O problema central deste estudo originou-se de reflexão perante o contexto
social atual, norteado de crises históricas e alucinações perante a utopia e a
realidade, o desejo e a ação, a teoria e a prática.
Sentimo-nos inseguros, necessitando refletir sobre questões básicas para
compreensão da nossa realidade. Questões como: o mundo atual, o progresso, as
chances de realização e o diálogo.
Quanto ao mundo atual - Um reflexo deliberado de homem, homem sem
concepção de vida e de si mesmo, que na busca utópica de melhoria, gera fatos
agravantes de uma crise inerente a toda e qualquer ação humana. Portanto o
homem e suas ações é o nosso mundo atual. Refletir sobre este mundo é deparar-
se com os avanços e tropeços da humanidade, como excesso de informação,
excesso e falta de capital, falta de base familiar, de vivência social, do orgulho, da
intolerância, fatores estes e outros geradores de violência e da ignorância que nos
faz apenas sonhar e não agir conjuntamente com o mundo atual.
Do que se refere ao progresso - Um comodismo tanto do poder quanto da
“base” formadora da humanidade. Progresso que perante tantas conquistas num
processo de apenas ter e não ser, perdeu-se em meio a um labirinto de
assistencialismo, vaidades, leis, capital, doação e roubo. Apesar de termos
2
alavancado como humanidade, portanto progredindo ainda não aprendemos a
utilizar o progresso como realmente este deve nos favorecer.

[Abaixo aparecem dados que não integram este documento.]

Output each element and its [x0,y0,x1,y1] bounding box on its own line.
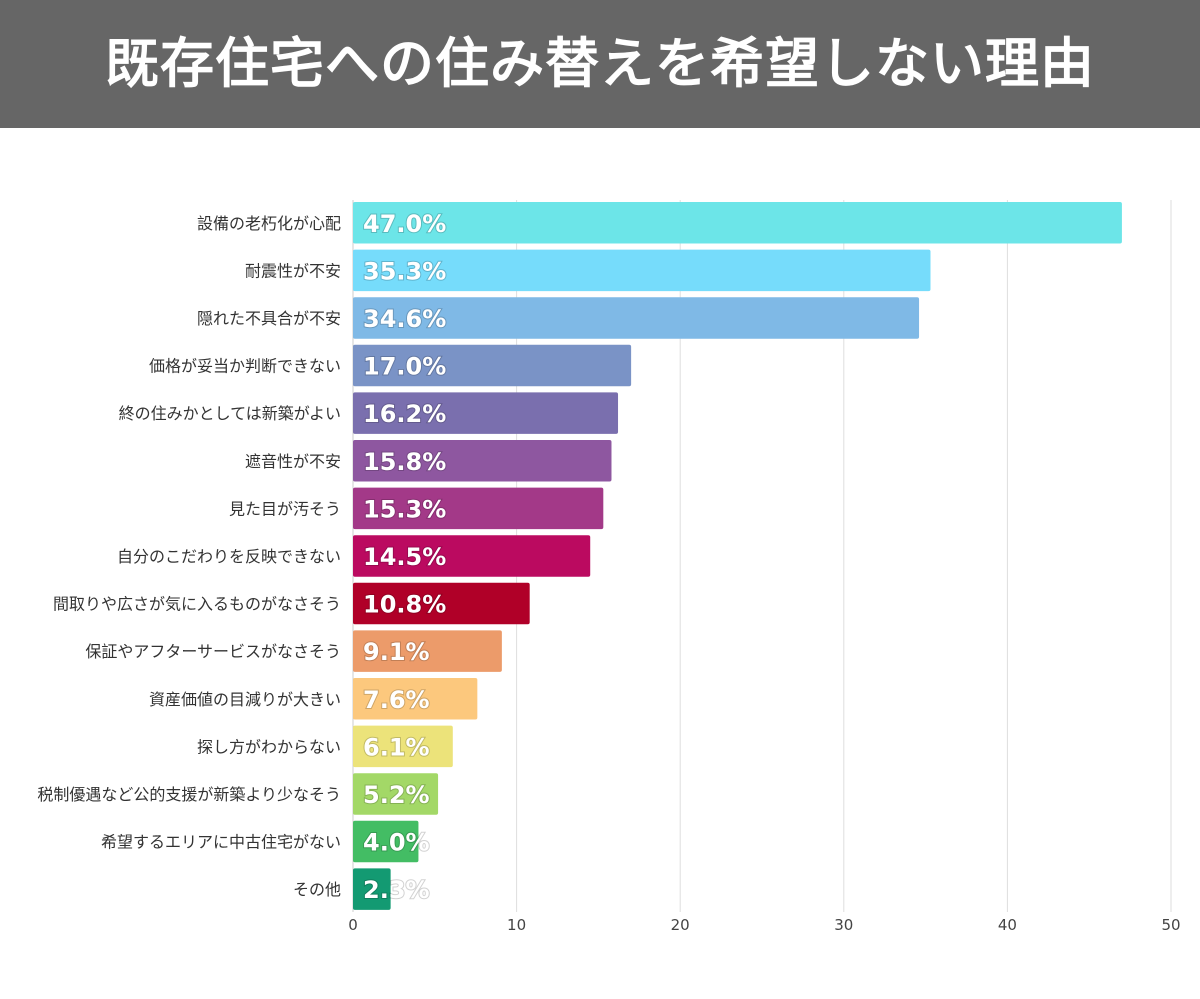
bar-value-label: 35.3% [363,257,446,285]
bar-value-label: 7.6% [363,686,430,714]
bar-value-label: 10.8% [363,591,446,619]
category-label: 税制優遇など公的支援が新築より少なそう [37,785,341,804]
bar [353,440,612,482]
title-banner [0,0,1200,128]
bar [353,344,632,387]
category-label: 間取りや広さが気に入るものがなさそう [53,595,341,614]
bar [353,725,453,768]
bar-value-label: 5.2% [363,781,430,809]
bar-value-label: 4.0% [363,829,430,857]
category-label: 資産価値の目減りが大きい [149,690,341,709]
category-label: 探し方がわからない [197,737,341,756]
category-label: 終の住みかとしては新築がよい [119,404,341,423]
x-tick-label: 20 [671,916,690,934]
category-label: 自分のこだわりを反映できない [117,547,341,566]
bar [353,249,931,292]
bar-value-label: 2.3% [363,876,430,904]
category-label: 遮音性が不安 [245,452,341,471]
bar [353,630,502,672]
category-label: 設備の老朽化が心配 [197,214,341,233]
bar [353,678,478,720]
category-labels: 設備の老朽化が心配耐震性が不安隠れた不具合が不安価格が妥当か判断できない終の住み… [37,214,341,899]
bar [353,868,391,910]
category-label: 価格が妥当か判断できない [149,357,341,376]
bars: 47.0% 35.3% 34.6% 17.0% 16.2% 15.8% 15.3% 14.5%… [353,202,1122,910]
category-label: 希望するエリアに中古住宅がない [101,833,341,852]
bar-value-label: 15.3% [363,495,446,523]
bar [353,392,619,434]
page-title: 既存住宅への住み替えを希望しない理由 [105,32,1095,95]
bar-value-label: 6.1% [363,733,430,761]
x-tick-label: 0 [348,916,358,934]
category-label: 耐震性が不安 [245,261,341,280]
bar [353,487,604,530]
bar-value-label: 14.5% [363,543,446,571]
x-tick-label: 10 [507,916,526,934]
category-label: その他 [293,880,341,899]
x-tick-label: 30 [834,916,853,934]
bar [353,582,530,625]
x-tick-label: 50 [1161,916,1180,934]
category-label: 保証やアフターサービスがなさそう [85,642,341,661]
bar-value-label: 17.0% [363,353,446,381]
x-axis-ticks: 0 10 20 30 40 50 [348,916,1180,934]
bar-value-label: 34.6% [363,305,446,333]
bar-value-label: 47.0% [363,210,446,238]
bar-value-label: 16.2% [363,400,446,428]
bar [353,535,591,577]
bar-value-label: 9.1% [363,638,430,666]
x-tick-label: 40 [998,916,1017,934]
bar [353,773,439,815]
bar [353,297,920,339]
bar-value-label: 15.8% [363,448,446,476]
bar [353,820,419,863]
bar [353,202,1122,244]
category-label: 見た目が汚そう [229,499,341,518]
category-label: 隠れた不具合が不安 [197,309,341,328]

Sobre as chances de realização - A sociedade por si transmiti-nos o dever de
sermos algo, a melhor colheita de um semeado. Mas nos pulveriza como se
fossemos "ervas daninhas" por tentarmos produzir o que até hoje foi apenas
sonhado, assim, limitando nossas chances de realização pessoal, mas, como diz a
canção “quem sabe faz a hora não espera acontecer”1 estamos regando o nosso
futuro, pois hoje somos jardineiros do jardim da nossa vida.
Finalmente o diálogo - O Rio de Janeiro é um exemplo, a cidade maravilhosa
que deveria dialogar, abençoando-se, agride-se, criança mata criança, o homem se
depreda, a vida morre. Mas será que é porque não sabemos dialogar ou será porque
não aprendemos a aceitar a contradição de objetivos. Se quer olhamos nos olhos,
desejamos um bom dia, dialogamos em meio a gritos, um diálogo agressivo.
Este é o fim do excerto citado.